External access is handled by a Kubernetes Gateway API HTTPRoute, not an Ingress. The HTTPRoute routes traffic from the shared gateway to the OpenClaw service in zinfra:

        
      
apiVersion: gateway.networking.k8s.io/v1
kind: HTTPRoute
metadata:
  name: openclaw
  namespace: zinfra
spec:
  parentRefs:
    - name: homelab-gateway
      namespace: gateway
  hostnames:
    - oc.<your-domain>.com
  rules:
    - matches:
        - path:
            type: PathPrefix
            value: /
      backendRefs:
        - name: openclaw-gateway
          port: 18789

This keeps the agent’s API accessible from outside the cluster — useful for integrations beyond Telegram, or for direct API calls during debugging.

Conclusion

The value of this setup is not that the agent is smart. It is that the agent is situated. It knows the cluster because AGENTS.md tells it what the cluster does. It has cluster access because the pod is built with the right tools mounted at the right paths. It has continuity because the StatefulSet keeps it running across restarts without losing workspace state.

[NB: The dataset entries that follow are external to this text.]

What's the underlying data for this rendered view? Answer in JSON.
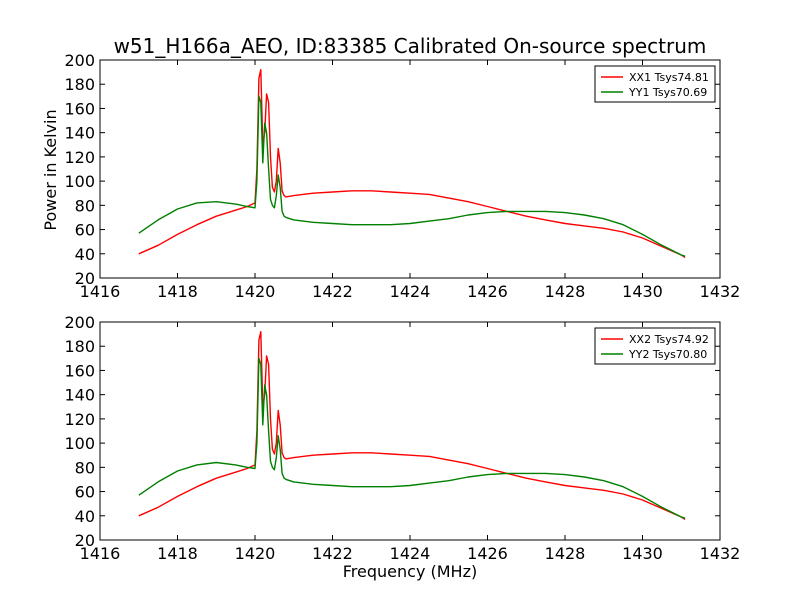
{
  "chart_data": [
    {
      "type": "line",
      "title": "w51_H166a_AEO, ID:83385 Calibrated On-source spectrum",
      "xlabel": "",
      "ylabel": "Power in Kelvin",
      "xlim": [
        1416,
        1432
      ],
      "ylim": [
        20,
        200
      ],
      "xticks": [
        1416,
        1418,
        1420,
        1422,
        1424,
        1426,
        1428,
        1430,
        1432
      ],
      "yticks": [
        20,
        40,
        60,
        80,
        100,
        120,
        140,
        160,
        180,
        200
      ],
      "legend_position": "top-right",
      "series": [
        {
          "name": "XX1 Tsys74.81",
          "color": "#ff0000",
          "x": [
            1417.0,
            1417.5,
            1418.0,
            1418.5,
            1419.0,
            1419.5,
            1419.8,
            1420.0,
            1420.05,
            1420.1,
            1420.15,
            1420.2,
            1420.25,
            1420.3,
            1420.35,
            1420.4,
            1420.45,
            1420.5,
            1420.55,
            1420.6,
            1420.65,
            1420.7,
            1420.75,
            1420.8,
            1421.0,
            1421.5,
            1422.0,
            1422.5,
            1423.0,
            1423.5,
            1424.0,
            1424.5,
            1425.0,
            1425.5,
            1426.0,
            1426.5,
            1427.0,
            1427.5,
            1428.0,
            1428.5,
            1429.0,
            1429.5,
            1430.0,
            1430.5,
            1431.0,
            1431.1
          ],
          "y": [
            40,
            47,
            56,
            64,
            71,
            76,
            79,
            82,
            110,
            185,
            192,
            130,
            140,
            172,
            165,
            120,
            95,
            91,
            100,
            127,
            115,
            92,
            88,
            87,
            88,
            90,
            91,
            92,
            92,
            91,
            90,
            89,
            86,
            83,
            79,
            75,
            71,
            68,
            65,
            63,
            61,
            58,
            53,
            46,
            39,
            37
          ]
        },
        {
          "name": "YY1 Tsys70.69",
          "color": "#008000",
          "x": [
            1417.0,
            1417.5,
            1418.0,
            1418.5,
            1419.0,
            1419.5,
            1419.8,
            1420.0,
            1420.05,
            1420.1,
            1420.15,
            1420.2,
            1420.25,
            1420.3,
            1420.35,
            1420.4,
            1420.45,
            1420.5,
            1420.55,
            1420.6,
            1420.65,
            1420.7,
            1420.75,
            1420.8,
            1421.0,
            1421.5,
            1422.0,
            1422.5,
            1423.0,
            1423.5,
            1424.0,
            1424.5,
            1425.0,
            1425.5,
            1426.0,
            1426.5,
            1427.0,
            1427.5,
            1428.0,
            1428.5,
            1429.0,
            1429.5,
            1430.0,
            1430.5,
            1431.0,
            1431.1
          ],
          "y": [
            57,
            68,
            77,
            82,
            83,
            81,
            79,
            78,
            100,
            170,
            165,
            115,
            148,
            140,
            110,
            85,
            80,
            78,
            88,
            105,
            95,
            75,
            71,
            70,
            68,
            66,
            65,
            64,
            64,
            64,
            65,
            67,
            69,
            72,
            74,
            75,
            75,
            75,
            74,
            72,
            69,
            64,
            56,
            47,
            39,
            38
          ]
        }
      ]
    },
    {
      "type": "line",
      "title": "",
      "xlabel": "Frequency (MHz)",
      "ylabel": "",
      "xlim": [
        1416,
        1432
      ],
      "ylim": [
        20,
        200
      ],
      "xticks": [
        1416,
        1418,
        1420,
        1422,
        1424,
        1426,
        1428,
        1430,
        1432
      ],
      "yticks": [
        20,
        40,
        60,
        80,
        100,
        120,
        140,
        160,
        180,
        200
      ],
      "legend_position": "top-right",
      "series": [
        {
          "name": "XX2 Tsys74.92",
          "color": "#ff0000",
          "x": [
            1417.0,
            1417.5,
            1418.0,
            1418.5,
            1419.0,
            1419.5,
            1419.8,
            1420.0,
            1420.05,
            1420.1,
            1420.15,
            1420.2,
            1420.25,
            1420.3,
            1420.35,
            1420.4,
            1420.45,
            1420.5,
            1420.55,
            1420.6,
            1420.65,
            1420.7,
            1420.75,
            1420.8,
            1421.0,
            1421.5,
            1422.0,
            1422.5,
            1423.0,
            1423.5,
            1424.0,
            1424.5,
            1425.0,
            1425.5,
            1426.0,
            1426.5,
            1427.0,
            1427.5,
            1428.0,
            1428.5,
            1429.0,
            1429.5,
            1430.0,
            1430.5,
            1431.0,
            1431.1
          ],
          "y": [
            40,
            47,
            56,
            64,
            71,
            76,
            79,
            82,
            110,
            185,
            192,
            130,
            140,
            172,
            165,
            120,
            95,
            91,
            100,
            127,
            115,
            92,
            88,
            87,
            88,
            90,
            91,
            92,
            92,
            91,
            90,
            89,
            86,
            83,
            79,
            75,
            71,
            68,
            65,
            63,
            61,
            58,
            53,
            46,
            39,
            37
          ]
        },
        {
          "name": "YY2 Tsys70.80",
          "color": "#008000",
          "x": [
            1417.0,
            1417.5,
            1418.0,
            1418.5,
            1419.0,
            1419.5,
            1419.8,
            1420.0,
            1420.05,
            1420.1,
            1420.15,
            1420.2,
            1420.25,
            1420.3,
            1420.35,
            1420.4,
            1420.45,
            1420.5,
            1420.55,
            1420.6,
            1420.65,
            1420.7,
            1420.75,
            1420.8,
            1421.0,
            1421.5,
            1422.0,
            1422.5,
            1423.0,
            1423.5,
            1424.0,
            1424.5,
            1425.0,
            1425.5,
            1426.0,
            1426.5,
            1427.0,
            1427.5,
            1428.0,
            1428.5,
            1429.0,
            1429.5,
            1430.0,
            1430.5,
            1431.0,
            1431.1
          ],
          "y": [
            57,
            68,
            77,
            82,
            84,
            82,
            80,
            79,
            100,
            170,
            165,
            115,
            148,
            140,
            110,
            85,
            80,
            78,
            88,
            106,
            95,
            75,
            71,
            70,
            68,
            66,
            65,
            64,
            64,
            64,
            65,
            67,
            69,
            72,
            74,
            75,
            75,
            75,
            74,
            72,
            69,
            64,
            56,
            47,
            39,
            38
          ]
        }
      ]
    }
  ]
}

The result is a conversational interface to your homelab that does not require you to remember namespaces, job names, or script paths. You built the infrastructure; AGENTS.md is how you teach the agent to operate it on your behalf.

For platforms engineers already comfortable with Kubernetes primitives — StatefulSets, Gateway API, SealedSecrets, PVCs — wiring this up is mostly configuration work, not novel engineering. The tooling is the same. The model is just another workload.